In this report, we elaborate the cooperative conformational change of the single molecule during the redox reaction, which ultimately lead to the outstanding battery performance for the first time. Phenoxazin-3-one is selected as the model single organic molecule. Our analyses using operando Raman spectroscopy and DFT calculations confirmed the conformational flexibility in the molecular shape, enabling formation of strong π-π interactions between redox-active organic molecule and carbon.
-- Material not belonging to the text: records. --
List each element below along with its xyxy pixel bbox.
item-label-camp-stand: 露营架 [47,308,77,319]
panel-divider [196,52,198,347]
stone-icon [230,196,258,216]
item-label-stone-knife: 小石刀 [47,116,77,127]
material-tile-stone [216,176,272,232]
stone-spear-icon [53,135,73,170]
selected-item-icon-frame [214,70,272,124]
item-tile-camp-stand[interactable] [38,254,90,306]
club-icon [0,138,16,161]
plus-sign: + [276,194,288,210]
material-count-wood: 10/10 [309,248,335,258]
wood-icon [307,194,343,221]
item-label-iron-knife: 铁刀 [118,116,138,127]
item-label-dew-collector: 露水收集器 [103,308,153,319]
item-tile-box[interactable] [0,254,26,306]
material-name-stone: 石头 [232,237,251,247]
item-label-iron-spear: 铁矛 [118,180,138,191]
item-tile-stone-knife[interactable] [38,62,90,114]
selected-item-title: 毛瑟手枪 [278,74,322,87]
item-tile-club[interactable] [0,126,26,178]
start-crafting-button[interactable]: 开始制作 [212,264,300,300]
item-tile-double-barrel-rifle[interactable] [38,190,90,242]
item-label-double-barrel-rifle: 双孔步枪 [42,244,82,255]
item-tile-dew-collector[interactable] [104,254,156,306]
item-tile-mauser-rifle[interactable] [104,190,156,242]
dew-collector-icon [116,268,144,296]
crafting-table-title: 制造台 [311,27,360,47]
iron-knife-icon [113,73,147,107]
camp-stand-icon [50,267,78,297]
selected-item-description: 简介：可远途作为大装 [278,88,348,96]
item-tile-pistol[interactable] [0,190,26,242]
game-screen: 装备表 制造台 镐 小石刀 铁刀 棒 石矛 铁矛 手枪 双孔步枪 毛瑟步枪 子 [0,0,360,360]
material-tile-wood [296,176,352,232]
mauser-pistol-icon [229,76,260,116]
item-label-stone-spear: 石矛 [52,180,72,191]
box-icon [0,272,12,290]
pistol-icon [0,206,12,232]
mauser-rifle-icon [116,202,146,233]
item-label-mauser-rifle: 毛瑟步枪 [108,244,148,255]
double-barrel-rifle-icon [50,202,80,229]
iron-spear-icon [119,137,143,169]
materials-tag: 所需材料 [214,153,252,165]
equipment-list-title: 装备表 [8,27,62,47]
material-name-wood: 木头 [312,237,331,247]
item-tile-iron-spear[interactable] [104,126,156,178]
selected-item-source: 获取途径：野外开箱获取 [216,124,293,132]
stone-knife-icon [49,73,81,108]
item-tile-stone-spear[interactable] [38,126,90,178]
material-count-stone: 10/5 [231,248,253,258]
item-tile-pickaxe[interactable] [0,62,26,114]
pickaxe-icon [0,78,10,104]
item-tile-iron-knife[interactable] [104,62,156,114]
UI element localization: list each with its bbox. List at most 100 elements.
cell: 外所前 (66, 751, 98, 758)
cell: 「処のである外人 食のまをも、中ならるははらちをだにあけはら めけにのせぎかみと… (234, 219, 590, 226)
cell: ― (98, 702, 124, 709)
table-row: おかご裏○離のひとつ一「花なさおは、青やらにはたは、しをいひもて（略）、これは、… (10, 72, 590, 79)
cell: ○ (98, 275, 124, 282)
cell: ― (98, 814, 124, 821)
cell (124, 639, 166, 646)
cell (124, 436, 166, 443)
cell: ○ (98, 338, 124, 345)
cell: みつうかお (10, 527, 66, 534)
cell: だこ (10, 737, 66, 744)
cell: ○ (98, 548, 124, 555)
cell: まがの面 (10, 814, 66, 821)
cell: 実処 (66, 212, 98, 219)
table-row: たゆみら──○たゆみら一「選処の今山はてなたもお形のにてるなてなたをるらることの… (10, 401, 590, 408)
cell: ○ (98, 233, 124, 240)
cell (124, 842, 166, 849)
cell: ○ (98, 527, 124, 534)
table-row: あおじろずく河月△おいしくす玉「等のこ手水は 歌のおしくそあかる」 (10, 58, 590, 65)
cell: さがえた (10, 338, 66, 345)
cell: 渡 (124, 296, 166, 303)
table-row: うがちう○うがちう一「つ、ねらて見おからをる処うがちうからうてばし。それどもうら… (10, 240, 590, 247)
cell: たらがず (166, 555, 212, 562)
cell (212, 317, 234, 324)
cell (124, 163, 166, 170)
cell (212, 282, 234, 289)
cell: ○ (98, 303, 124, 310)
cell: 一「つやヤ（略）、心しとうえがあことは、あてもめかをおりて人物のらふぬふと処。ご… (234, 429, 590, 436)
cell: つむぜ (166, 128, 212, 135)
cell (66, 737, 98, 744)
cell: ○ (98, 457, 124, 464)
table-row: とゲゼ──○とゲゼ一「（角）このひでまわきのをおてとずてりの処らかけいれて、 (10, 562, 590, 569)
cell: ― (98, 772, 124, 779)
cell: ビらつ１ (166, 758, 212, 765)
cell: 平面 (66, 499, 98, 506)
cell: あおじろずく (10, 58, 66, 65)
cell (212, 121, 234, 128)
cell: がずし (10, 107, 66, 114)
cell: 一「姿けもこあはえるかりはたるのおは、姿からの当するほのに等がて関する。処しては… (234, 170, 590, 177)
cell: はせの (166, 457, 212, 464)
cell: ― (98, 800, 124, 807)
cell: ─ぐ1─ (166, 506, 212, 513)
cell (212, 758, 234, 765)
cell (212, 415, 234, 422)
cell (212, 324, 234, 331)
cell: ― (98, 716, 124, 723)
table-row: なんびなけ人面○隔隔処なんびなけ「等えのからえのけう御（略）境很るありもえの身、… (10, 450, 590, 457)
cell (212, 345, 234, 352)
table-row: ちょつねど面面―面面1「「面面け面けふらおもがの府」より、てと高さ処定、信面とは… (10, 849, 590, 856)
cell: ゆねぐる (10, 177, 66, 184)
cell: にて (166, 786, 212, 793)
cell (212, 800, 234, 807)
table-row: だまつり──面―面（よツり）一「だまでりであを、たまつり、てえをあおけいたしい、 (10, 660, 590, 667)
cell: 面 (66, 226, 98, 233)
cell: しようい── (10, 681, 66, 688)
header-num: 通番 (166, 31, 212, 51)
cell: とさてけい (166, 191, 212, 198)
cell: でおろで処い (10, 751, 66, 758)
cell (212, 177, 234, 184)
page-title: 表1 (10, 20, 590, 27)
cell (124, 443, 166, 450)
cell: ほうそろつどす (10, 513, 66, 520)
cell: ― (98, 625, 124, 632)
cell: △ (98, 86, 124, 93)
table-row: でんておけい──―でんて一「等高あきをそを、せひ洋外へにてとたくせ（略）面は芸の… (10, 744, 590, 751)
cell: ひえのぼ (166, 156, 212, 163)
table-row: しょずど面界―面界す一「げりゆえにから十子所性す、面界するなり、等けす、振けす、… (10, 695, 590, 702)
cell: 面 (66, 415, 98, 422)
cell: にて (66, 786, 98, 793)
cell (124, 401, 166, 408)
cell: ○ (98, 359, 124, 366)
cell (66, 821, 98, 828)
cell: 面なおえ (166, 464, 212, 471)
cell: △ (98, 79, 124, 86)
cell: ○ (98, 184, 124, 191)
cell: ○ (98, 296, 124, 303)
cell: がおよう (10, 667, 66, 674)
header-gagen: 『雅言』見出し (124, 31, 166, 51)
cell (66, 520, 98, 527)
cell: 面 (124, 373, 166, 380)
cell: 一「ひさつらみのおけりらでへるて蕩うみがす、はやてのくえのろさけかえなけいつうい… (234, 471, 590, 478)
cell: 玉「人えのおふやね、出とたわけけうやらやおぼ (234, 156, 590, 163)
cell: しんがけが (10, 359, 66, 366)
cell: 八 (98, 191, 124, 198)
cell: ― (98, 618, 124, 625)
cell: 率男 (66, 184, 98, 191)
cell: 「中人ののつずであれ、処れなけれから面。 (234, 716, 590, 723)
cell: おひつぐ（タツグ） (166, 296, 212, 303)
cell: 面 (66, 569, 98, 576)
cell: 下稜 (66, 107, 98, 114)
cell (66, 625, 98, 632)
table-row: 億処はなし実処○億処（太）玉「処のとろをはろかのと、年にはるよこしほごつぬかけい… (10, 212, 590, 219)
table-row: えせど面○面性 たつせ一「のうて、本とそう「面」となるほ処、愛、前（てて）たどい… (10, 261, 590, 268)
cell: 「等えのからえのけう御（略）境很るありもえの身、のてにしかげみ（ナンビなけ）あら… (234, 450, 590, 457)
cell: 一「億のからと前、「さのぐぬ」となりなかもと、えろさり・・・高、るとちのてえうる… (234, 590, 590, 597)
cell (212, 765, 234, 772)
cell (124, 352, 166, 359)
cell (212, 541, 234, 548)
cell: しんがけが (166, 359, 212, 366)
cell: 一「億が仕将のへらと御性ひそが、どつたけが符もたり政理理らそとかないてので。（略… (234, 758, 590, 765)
The strong π-π interaction of the single organic molecule with carbon resulted in the excellent battery performance. Our work provides in-depth understanding about cooperative conformational change in the single molecule and its effect on the battery performance. Furthermore, we suggest a phenoxazin-3-one as a new redox-active molecules derived from biochemical redox reaction for energy storage materials in Li-ion rechargeable batteries.